I am slowly cleaning up the garden—much easier after it all dies, freezes and thaws a couple times. The hugelkultur system we made with mounding the beds worked like a dream this past growing season, but we need to add some nutrients rather than letting it all sit. I’d bought straw bales last February or March with the intention of planting in them. They were not quite broken down enough to do really well—I got tomatoes and cucumbers to grow in straw bales, but it wasn’t a smashing success. If I had let them sit for a whole year before planting, it would’ve been better.
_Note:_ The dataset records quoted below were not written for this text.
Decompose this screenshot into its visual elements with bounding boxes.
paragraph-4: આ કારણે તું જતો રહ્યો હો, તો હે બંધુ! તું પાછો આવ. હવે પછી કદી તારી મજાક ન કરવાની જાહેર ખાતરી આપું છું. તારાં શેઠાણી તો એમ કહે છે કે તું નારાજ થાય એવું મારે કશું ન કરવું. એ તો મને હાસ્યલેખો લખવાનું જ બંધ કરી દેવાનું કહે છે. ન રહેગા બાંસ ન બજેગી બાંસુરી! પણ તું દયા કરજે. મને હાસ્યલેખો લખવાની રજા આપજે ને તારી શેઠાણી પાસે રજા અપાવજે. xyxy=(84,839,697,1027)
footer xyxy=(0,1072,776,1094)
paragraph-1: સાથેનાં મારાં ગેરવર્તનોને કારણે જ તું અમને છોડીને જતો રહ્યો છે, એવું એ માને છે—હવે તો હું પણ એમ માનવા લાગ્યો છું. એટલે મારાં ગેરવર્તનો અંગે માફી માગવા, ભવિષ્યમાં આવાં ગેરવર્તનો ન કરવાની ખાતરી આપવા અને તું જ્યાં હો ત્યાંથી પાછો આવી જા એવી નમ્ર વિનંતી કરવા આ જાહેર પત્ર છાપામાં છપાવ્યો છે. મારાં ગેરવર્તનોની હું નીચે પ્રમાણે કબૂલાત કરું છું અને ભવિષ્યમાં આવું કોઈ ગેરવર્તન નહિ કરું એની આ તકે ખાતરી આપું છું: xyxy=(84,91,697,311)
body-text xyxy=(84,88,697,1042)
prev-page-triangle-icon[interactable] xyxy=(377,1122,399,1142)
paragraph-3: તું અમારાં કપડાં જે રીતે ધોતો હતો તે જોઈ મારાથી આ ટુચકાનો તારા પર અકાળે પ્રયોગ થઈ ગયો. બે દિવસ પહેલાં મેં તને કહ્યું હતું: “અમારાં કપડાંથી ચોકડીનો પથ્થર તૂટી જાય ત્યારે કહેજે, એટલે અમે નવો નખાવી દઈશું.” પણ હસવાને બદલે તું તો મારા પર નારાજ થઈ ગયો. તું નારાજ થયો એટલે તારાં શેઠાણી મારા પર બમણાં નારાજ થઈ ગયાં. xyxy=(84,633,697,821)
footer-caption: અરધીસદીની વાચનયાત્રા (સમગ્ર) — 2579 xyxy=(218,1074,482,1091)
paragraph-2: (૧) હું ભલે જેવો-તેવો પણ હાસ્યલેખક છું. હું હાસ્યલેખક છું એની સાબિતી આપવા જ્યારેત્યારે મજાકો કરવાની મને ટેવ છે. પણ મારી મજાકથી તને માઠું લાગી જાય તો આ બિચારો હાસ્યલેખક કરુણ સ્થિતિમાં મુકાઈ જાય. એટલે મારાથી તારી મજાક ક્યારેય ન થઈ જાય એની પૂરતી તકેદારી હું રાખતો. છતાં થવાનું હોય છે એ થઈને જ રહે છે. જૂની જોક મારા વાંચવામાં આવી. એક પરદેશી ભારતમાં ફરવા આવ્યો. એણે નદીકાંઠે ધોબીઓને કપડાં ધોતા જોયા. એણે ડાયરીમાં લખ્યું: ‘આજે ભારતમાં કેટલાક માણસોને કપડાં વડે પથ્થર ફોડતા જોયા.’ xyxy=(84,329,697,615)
Straw bale growing was developed more for folks who don’t have great soil or space or lack other resources. (In some countries, poor farmers are encouraged to urinate on the straw bales to add nitrogen!) We first saw people growing successfully in bales (not urinating on them, btw) when we lived in southwest Colorado. I wanted to give it a go just to experiment, but our soil and climate is so suited for growing that there’s really no reason to rely on it.
So I’ve been forking the partly-decomposed straw bales over the hugelkultur mounds, layering it with leaves and newspaper. Our resident 5th grader gets the local paper at school and usually brings me home three or four copies a week (“I know how much you love to read the newspaper, Mom,” lol). We will see how this lasagna method works for composting and enriching the soil. It should break down quickly. *This gardener, who freely bashes every method of gardening, is resentfully tolerant, so it’s a go for me.
The most beautiful people live where the tomatoes taste good. I have thought about this for much time. I am telling you, it is the only philosophy. Vivi dove i pomodorisono buoni… once you have learned this, you cannot go back. It is the ultimate truth.